NZ Telecom warns that the plan will hurt EBITDA guidance for each financial year from 2011-2013 by up to NZ$56 million.

Telecom New Zealand is set to be millions out of pocket as a result of the NZ Government’s decision to press ahead with its plans to deliver rural broadband services throughout the country.

In an ASX statement, the telco said that as a result of the rural broadband plans, its EBITDA guidance for each of the 2011, 2012, and 2013 financial years would be adversely affected by up to $56 million.

The plans, originally set out in September 2009, will see 97 per cent of rural NZ households gaining access to broadband speeds of at least 5Mbps. The plans also see reforms made to the existing Telecommunications Service Obligations (TSO).

Some 97 per cent of NZ schools will also be connected under the program and will gain access to speed of at least 100 Mbps. The remaining three per cent will gain access to speeds of at least 10Mbps.

Under the TSO reforms the methodology for calculating compensation for Telecom’s delivery of local service has been changed to take into account the full benefits and costs of being the nationwide supplier of the TSO service, according to the NZ government.

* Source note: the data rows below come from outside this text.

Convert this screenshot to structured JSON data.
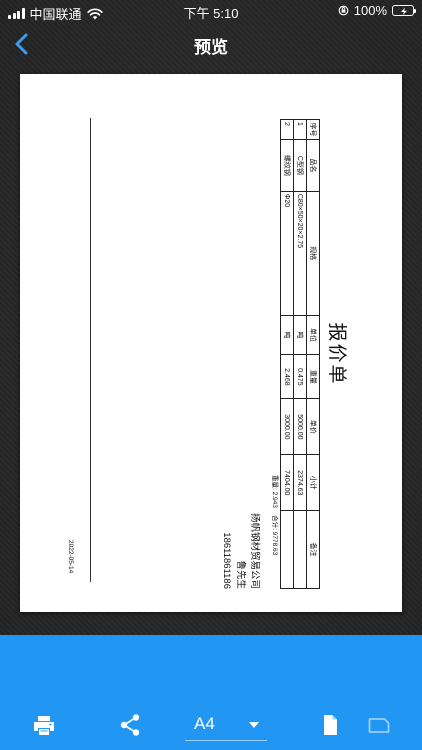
{
  "status_bar": {
    "carrier": "中国联通",
    "time": "下午 5:10",
    "battery": "100%"
  },
  "nav": {
    "title": "预览"
  },
  "document": {
    "title": "报价单",
    "headers": [
      "序号",
      "品名",
      "规格",
      "单位",
      "重量",
      "单价",
      "小计",
      "备注"
    ],
    "rows": [
      [
        "1",
        "C型钢",
        "C80×50×20×2.75",
        "吨",
        "0.475",
        "5000.00",
        "2374.63",
        ""
      ],
      [
        "2",
        "螺纹钢",
        "Φ20",
        "吨",
        "2.468",
        "3000.00",
        "7404.00",
        ""
      ]
    ],
    "weight_label": "重量:",
    "weight_value": "2.943",
    "total_label": "合计:",
    "total_value": "9778.63",
    "company": "扬帆钢材贸易公司",
    "contact": "鲁先生",
    "phone": "18611861186",
    "date": "2022-05-14"
  },
  "toolbar": {
    "paper_size": "A4",
    "icons": [
      "printer-icon",
      "share-icon",
      "dropdown-caret-icon",
      "portrait-page-icon",
      "landscape-page-icon"
    ]
  },
  "colors": {
    "accent": "#2196f3",
    "background": "#2a2a2a",
    "battery_fill": "#4cd964"
  }
}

“It is anticipated that the benefits of being the nationwide supplier of the TSO will outweigh the cost for the foreseeable future and that consequently Telecom will not receive additional compensation under the Telecommunications Act 2001,” a statement from the government reads.

According to the NZ government, the rural broadband initiative – approved by the cabinet yesterday -- is expected to cost NZ$300 million and be funded via a NZ$48 million government grant and NZ$252 from a new Telecommunications Development Levy set up as part of the TSO reforms.

The rural broadband initiative is designed to give access to high speed broadband to the 25 per cent of New Zealanders not covered under the parallel NZ$1.5 billion Ultra-Fast Broadband initiative which aims to deliver services of at least 100Mbps to urban areas over the next 10 years.

In February Telecom waved the angry stick at Alcatel Lucent for its ongoing problems with its XT mobile network.

In January Telecom staked its claim to be the leading provider of Ultra-Fast Broadband (UFB) for NZ, submitting a “powerful proposition” in response to the Invitation to Participate in the UFB.